Mehr als irgendjemand sonst in der Unionsführung verkörpert Kirchhof den Rechtsschwenk der Union in Richtung einer aggressiven, neoliberalen Politik, die sich uneingeschränkt an den Interessen der privilegierten Elite und der internationalen Finanzmärkten orientiert. Während das CDU-Wahlprogramm vorsieht, den Spitzensteuersatz, der zur Zeit der Kohl-Regierung vor sieben Jahren noch 53 Prozent betrug und von der Schröder-Fischer-Regierung auf 42 Prozent gesenkt wurde, um weitere drei Prozentpunkte zu senken, strebt Kirchhof eine radikale Umwälzung des ganzen Steuersystems an.
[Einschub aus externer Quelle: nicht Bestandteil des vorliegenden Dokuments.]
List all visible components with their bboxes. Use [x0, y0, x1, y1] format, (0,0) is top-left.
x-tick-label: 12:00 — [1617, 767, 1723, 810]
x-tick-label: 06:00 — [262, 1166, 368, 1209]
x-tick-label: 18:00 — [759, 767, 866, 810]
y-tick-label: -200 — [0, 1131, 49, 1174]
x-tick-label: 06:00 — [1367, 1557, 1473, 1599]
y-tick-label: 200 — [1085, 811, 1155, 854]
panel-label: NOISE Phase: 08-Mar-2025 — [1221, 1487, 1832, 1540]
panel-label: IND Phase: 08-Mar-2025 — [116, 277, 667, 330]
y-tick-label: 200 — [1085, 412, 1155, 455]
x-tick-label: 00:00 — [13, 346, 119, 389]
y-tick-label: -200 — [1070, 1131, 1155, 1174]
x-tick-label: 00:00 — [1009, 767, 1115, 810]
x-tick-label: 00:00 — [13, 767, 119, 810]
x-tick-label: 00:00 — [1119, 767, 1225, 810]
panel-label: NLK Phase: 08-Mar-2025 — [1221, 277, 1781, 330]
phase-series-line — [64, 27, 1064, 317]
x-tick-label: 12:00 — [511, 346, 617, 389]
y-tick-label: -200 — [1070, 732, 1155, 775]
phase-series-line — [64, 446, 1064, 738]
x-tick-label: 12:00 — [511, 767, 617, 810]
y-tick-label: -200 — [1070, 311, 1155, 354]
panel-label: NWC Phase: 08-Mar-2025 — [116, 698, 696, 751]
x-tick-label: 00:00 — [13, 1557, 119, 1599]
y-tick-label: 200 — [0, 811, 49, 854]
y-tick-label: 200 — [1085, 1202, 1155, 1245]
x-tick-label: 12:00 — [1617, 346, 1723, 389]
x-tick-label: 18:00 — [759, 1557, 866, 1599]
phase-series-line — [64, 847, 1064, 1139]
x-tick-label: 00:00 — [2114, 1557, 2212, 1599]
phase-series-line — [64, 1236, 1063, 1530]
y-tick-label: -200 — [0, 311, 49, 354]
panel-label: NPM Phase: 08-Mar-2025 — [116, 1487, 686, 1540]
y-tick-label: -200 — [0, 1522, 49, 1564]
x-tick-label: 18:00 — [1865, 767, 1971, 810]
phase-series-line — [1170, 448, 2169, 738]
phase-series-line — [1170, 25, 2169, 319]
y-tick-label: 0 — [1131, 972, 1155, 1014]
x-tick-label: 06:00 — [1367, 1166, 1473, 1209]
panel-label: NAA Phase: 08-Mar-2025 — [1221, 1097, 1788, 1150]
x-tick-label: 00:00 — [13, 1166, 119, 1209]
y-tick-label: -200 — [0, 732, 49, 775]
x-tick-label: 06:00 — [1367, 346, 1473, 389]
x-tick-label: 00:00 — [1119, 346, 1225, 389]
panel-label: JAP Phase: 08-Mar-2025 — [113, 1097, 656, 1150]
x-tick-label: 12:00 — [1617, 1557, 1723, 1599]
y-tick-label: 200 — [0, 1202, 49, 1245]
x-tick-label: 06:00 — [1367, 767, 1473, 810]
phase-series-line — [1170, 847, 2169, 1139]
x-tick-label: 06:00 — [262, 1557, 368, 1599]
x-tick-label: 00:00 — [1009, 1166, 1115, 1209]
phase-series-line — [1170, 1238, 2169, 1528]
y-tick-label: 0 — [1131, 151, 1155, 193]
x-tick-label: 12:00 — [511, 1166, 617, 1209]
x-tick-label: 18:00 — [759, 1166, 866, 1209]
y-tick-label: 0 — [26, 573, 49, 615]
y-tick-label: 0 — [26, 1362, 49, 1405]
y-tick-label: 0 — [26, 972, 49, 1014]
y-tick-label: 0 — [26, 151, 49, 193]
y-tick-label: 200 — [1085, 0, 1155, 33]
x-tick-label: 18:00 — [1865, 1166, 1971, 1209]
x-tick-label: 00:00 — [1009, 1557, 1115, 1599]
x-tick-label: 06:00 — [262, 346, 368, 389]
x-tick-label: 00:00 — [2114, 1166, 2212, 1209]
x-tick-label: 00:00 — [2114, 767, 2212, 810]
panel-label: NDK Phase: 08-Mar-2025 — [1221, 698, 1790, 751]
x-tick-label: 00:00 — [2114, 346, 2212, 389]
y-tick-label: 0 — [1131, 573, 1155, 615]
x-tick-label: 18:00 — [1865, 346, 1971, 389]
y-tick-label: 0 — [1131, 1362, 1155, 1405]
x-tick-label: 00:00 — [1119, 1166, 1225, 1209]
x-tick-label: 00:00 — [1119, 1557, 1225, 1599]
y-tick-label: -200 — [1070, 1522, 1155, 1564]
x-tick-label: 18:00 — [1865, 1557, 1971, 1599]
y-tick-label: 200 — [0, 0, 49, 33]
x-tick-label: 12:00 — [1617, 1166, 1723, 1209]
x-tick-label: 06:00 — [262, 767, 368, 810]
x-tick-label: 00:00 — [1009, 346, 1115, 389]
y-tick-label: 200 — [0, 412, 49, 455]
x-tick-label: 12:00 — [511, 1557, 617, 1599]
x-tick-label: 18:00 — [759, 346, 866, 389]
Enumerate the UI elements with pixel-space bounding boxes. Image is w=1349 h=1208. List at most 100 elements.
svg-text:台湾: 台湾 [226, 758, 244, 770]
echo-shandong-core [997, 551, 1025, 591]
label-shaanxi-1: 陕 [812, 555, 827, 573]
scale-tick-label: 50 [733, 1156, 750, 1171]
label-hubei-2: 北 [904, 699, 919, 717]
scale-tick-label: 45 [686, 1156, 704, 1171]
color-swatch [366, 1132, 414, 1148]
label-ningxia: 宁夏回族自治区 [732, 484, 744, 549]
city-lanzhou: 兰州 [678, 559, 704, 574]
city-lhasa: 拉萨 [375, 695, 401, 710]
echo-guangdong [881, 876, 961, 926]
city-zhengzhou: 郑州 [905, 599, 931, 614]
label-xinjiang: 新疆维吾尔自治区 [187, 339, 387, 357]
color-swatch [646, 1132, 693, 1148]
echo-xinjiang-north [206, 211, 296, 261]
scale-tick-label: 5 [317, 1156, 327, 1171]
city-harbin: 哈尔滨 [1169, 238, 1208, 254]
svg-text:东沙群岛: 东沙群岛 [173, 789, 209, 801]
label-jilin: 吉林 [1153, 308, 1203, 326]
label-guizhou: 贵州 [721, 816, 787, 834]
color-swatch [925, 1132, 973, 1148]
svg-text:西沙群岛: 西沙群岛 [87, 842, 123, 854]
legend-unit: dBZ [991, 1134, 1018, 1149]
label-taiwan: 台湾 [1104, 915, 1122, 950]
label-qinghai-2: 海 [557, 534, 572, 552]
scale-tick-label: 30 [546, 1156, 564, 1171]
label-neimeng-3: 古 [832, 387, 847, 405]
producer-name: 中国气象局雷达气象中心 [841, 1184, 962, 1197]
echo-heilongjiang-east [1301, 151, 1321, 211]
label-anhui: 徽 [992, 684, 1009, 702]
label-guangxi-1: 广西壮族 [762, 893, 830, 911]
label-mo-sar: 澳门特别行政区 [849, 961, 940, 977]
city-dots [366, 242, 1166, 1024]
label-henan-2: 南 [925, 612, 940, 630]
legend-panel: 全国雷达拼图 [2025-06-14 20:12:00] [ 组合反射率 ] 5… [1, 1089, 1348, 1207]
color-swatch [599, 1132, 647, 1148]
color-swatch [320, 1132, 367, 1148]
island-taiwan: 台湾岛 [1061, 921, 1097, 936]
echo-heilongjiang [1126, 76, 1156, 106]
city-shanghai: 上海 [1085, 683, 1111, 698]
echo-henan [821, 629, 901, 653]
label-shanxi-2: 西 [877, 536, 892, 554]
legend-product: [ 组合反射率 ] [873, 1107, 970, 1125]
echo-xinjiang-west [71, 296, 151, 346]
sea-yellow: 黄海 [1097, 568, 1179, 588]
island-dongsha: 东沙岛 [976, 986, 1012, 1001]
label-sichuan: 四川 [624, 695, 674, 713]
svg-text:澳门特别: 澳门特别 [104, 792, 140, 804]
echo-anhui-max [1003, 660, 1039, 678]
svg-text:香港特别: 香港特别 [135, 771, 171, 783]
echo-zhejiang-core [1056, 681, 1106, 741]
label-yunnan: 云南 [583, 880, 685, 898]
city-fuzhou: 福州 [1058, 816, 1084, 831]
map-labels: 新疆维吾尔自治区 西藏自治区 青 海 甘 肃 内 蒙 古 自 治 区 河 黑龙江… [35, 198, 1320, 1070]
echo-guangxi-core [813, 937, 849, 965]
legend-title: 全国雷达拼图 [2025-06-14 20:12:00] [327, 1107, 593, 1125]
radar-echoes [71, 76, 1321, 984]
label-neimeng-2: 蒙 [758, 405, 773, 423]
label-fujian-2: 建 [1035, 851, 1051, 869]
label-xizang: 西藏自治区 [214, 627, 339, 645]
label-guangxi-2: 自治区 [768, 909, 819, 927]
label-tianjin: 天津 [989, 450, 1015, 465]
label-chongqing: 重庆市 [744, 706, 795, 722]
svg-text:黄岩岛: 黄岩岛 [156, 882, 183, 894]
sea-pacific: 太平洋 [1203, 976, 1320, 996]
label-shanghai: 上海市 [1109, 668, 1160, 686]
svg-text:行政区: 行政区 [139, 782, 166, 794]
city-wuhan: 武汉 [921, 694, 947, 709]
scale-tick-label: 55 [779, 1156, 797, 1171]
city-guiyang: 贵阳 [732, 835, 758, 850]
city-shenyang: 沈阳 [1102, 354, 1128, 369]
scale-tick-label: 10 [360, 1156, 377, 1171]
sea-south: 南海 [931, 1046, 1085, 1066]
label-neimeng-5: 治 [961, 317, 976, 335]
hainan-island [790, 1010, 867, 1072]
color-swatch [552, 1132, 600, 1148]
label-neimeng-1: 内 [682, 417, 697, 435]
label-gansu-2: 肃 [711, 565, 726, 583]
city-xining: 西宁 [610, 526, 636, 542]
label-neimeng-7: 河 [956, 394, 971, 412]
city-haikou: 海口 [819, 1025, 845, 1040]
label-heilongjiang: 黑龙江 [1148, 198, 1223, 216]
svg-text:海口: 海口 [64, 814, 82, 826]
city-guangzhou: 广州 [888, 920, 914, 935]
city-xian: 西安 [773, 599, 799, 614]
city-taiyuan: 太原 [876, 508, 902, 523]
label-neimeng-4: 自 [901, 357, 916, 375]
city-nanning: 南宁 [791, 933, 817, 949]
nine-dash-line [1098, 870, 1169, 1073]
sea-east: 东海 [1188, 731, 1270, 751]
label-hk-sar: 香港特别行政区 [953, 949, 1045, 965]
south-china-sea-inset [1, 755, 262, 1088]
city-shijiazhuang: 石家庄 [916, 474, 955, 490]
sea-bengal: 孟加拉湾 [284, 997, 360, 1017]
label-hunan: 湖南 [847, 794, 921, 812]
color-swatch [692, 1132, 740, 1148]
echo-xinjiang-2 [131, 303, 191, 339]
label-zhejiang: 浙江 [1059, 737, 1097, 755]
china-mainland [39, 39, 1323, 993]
Nach seinen Konzeptionen sollen der Spitzensteuersatz schnellst möglich auf 25 Prozent gesenkt und alle Steuervergünstigungen - Abschreibungen, Pendlerpauschale, Steuerfreiheit von Nachtarbeitszuschlag usw. - abgeschafft werden. Die Einführung einer solchen einheitlichen "Flat tax" würde die bereits seit Jahren stattfindende finanzielle Umverteilung von unten nach oben stark beschleunigen. Pendler und Nachtschichtarbeiter müssten auf Steuervergünstigungen verzichten, um die Steuergeschenke für Besserverdienende und Superreiche zu finanzieren.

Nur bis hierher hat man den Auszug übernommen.